Quote:
Originally Posted by Fabe
PatNY - I use Word but never its HTML. After I do the editing and add the tags I want in Word, clear all the formatting, select all, copy, and paste it into a simple text editor where I save the file as Unicode (UTF-8) with an HTML extension. I then open this file in Sigil and finish my ePub work there.
Does this idea help? - Fabe
|
I do exactly the same thing. The attached file will unzip into a Word template file that contains several macros. Use this for the document you want to convert to HTML, then run the macro called Word2HTML. It will clean up the double-paragraph markers and end-of-line paragraph markers you commonly get in text documents, mark word heading1 - heading5 with <h1> - <h5>, replace special characters with escape codes, double-hyphens with em dashes, and more. (If you don't want to do all of the operations--see CAUTION, below--you can run the other individual macros one at a time, if you prefer.)
Now save the document as a text file, add the proper <html>, <body>, etc. tags at the top and bottom, and you'll have something fit for a clean import into Sigil. Hope this helps.

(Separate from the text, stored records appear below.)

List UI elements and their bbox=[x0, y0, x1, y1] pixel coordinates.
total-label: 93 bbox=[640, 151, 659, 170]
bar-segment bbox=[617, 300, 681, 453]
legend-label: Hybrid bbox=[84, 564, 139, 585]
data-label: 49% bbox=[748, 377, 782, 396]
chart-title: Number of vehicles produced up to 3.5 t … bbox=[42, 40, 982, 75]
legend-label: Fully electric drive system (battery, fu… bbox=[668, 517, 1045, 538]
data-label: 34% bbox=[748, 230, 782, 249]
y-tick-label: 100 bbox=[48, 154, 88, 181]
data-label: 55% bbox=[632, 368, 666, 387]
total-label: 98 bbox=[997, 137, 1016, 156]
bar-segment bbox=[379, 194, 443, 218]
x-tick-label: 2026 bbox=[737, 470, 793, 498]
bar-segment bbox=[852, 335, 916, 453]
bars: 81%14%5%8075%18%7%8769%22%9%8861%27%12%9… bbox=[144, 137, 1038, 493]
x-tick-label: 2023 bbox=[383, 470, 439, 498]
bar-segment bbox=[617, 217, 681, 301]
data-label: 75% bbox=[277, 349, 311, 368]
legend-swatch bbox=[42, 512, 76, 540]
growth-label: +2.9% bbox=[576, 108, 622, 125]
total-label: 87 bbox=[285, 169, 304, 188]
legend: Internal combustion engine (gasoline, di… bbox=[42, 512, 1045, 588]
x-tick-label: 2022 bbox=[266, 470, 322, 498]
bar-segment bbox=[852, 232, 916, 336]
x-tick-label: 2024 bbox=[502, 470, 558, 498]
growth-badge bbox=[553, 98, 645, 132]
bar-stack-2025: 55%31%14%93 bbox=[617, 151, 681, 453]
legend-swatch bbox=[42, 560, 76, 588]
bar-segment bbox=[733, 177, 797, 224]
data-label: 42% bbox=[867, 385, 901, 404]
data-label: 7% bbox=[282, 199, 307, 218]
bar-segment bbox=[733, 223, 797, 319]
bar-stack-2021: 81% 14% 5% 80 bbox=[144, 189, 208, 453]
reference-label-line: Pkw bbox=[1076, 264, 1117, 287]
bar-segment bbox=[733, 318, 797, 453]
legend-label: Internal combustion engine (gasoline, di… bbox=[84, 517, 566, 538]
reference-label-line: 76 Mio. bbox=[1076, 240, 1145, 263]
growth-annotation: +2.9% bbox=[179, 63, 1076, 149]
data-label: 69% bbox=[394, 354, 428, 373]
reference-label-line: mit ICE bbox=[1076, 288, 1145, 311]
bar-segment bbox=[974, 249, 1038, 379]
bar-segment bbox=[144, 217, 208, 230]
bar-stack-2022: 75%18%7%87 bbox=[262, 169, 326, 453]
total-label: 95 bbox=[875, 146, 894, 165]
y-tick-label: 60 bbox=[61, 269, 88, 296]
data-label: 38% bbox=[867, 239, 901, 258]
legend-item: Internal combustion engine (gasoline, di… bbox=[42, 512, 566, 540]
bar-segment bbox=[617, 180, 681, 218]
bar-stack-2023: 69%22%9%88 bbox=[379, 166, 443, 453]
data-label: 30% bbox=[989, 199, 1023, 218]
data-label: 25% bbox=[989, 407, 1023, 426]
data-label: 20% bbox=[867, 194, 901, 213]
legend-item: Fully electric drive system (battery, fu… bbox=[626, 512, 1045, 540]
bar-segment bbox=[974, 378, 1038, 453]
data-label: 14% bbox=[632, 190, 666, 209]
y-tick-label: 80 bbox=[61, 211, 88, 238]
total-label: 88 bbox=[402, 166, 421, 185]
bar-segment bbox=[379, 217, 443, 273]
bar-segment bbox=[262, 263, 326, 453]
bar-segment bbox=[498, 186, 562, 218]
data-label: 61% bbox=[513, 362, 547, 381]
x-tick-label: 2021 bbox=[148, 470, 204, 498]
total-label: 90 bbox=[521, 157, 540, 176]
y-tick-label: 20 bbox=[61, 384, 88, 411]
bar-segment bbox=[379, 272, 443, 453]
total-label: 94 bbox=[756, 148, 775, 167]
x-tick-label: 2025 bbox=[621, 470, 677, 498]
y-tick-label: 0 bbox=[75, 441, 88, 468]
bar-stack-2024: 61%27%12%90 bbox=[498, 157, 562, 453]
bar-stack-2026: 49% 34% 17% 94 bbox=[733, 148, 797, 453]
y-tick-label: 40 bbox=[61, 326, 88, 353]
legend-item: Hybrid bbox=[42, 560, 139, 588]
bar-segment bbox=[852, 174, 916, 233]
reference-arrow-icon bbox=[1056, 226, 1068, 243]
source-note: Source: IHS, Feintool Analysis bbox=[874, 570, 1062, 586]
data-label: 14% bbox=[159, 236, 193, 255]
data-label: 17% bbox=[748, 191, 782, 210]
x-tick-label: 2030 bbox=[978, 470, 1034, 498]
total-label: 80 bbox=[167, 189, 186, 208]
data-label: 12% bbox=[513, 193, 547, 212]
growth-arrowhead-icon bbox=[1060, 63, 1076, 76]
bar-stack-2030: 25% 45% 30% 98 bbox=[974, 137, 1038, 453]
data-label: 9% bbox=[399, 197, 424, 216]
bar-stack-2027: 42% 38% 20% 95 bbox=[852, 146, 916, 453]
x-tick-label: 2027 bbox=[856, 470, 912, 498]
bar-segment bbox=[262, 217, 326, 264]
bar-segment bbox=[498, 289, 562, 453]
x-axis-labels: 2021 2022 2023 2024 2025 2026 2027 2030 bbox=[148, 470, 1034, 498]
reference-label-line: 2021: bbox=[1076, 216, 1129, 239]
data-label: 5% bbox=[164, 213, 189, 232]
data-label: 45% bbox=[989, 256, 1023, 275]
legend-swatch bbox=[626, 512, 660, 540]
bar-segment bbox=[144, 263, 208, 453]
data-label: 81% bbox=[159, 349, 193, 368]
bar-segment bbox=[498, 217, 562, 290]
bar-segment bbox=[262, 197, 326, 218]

CAUTION: This is quite useful, but not perfect and so is provided as-is, no warranty, use at your own risk, and the other usual disclaimers. It assumes you have a double-paragraph mark between paragraphs, as is common for Gutenberg and other text files. If you actually have just a single paragraph marker at the end of each paragraph, it'll turn the whole document into one huge paragraph. It also clears "unnecessary" white space, so if you have a table or tabs/spaces at the start of a paragraph, or other such formatting, you'll lose it. This is basically intended for documents that are paragraphs of text with chapter headings.